Targeted Therapy for Chordoma: Key Molecular Signaling Pathways and the Role of Multimodal Therapy

Background Chordoma is a rare but devastating tumor that arises in the cranial skull base or spine. There are currently no US Food and Drug Administration-approved targeted therapies for chordoma, and little understanding of whether using more than one therapy has benefit over monotherapy. Objective The objective of this study was to systematically review the current status of clinical trials completed for patients with chordoma to determine if multimodal therapy offers a benefit in progression-free survival over monomodal therapy. Methods We performed a systematic review of the literature according to Preferred Reporting Items for Systematic Reviews and Meta-analyses (PRISMA) guidelines to review the available clinical trials of targeted therapy for chordoma. We compiled the clinical data to determine if there is a benefit of multimodal therapy over monotherapy. Results Our search resulted in 11 clinical trials including 270 patients with advanced chordoma who were treated with targeted therapies. The most commonly employed targeted therapies acted within the following pathways: platelet-derived growth factor receptor (187 patients), vascular endothelial growth factor (66 patients), and mammalian target of rapamycin (43 patients).
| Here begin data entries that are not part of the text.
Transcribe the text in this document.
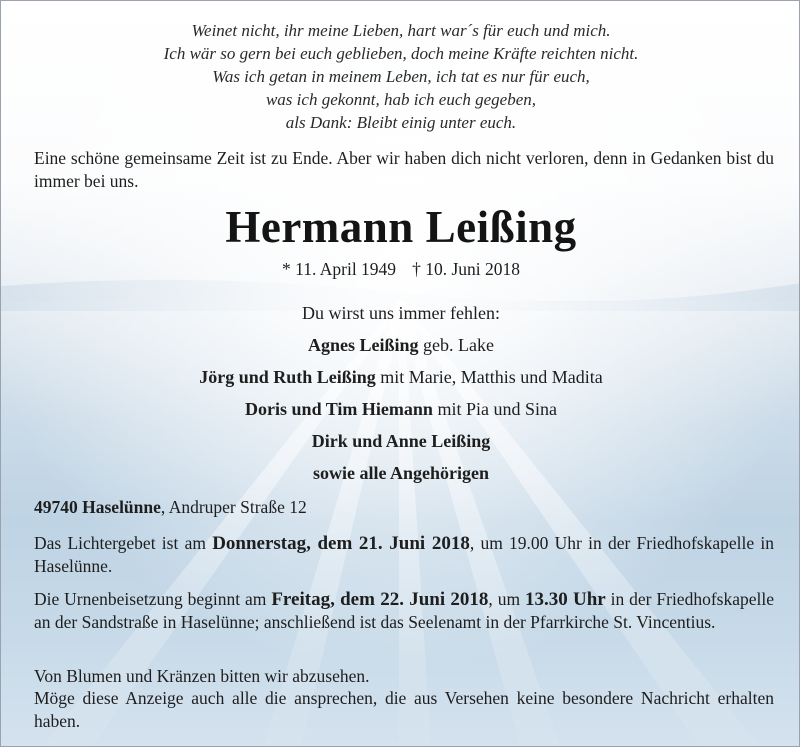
Weinet nicht, ihr meine Lieben, hart war´s für euch und mich.
Ich wär so gern bei euch geblieben, doch meine Kräfte reichten nicht.
Was ich getan in meinem Leben, ich tat es nur für euch,
was ich gekonnt, hab ich euch gegeben,
als Dank: Bleibt einig unter euch.
Eine schöne gemeinsame Zeit ist zu Ende. Aber wir haben dich nicht verloren, denn in Gedanken bist du immer bei uns.
Hermann Leißing
* 11. April 1949 † 10. Juni 2018
Du wirst uns immer fehlen:
Agnes Leißing geb. Lake
Jörg und Ruth Leißing mit Marie, Matthis und Madita
Doris und Tim Hiemann mit Pia und Sina
Dirk und Anne Leißing
sowie alle Angehörigen
49740 Haselünne, Andruper Straße 12
Das Lichtergebet ist am Donnerstag, dem 21. Juni 2018, um 19.00 Uhr in der Friedhofskapelle in Haselünne.
Die Urnenbeisetzung beginnt am Freitag, dem 22. Juni 2018, um 13.30 Uhr in der Friedhofskapelle an der Sandstraße in Haselünne; anschließend ist das Seelenamt in der Pfarrkirche St. Vincentius.
Von Blumen und Kränzen bitten wir abzusehen.
Möge diese Anzeige auch alle die ansprechen, die aus Versehen keine besondere Nachricht erhalten haben.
Reported progression-free survival for included studies ranged from 2.5 to 58 months, with the longest progression-free survival in a trial that included a platelet-derived growth factor receptor inhibitor, nilotinib, and concurrent radiotherapy (58.2 months). There was a higher range of progression-free survival for trials treating patients with multimodal therapy (10.2-14 months vs 2.5-9.2 months, except for a monotherapy trial published in 2020 with a progression-free survival of 18 months), and those published in 2018 or later (14-58.2 months vs 2.5-10.2 months). Only 23% of patients with chordoma in published clinical trials have been treated with multimodal therapy. Conclusions Progression-free survival may be enhanced by the use of targeted therapy with concurrent radiotherapy, use of multimodal therapy, and use of newer targeted therapy. Future clinical trials should consider use of concurrent radiotherapy and multimodal therapy for patients with advanced chordoma.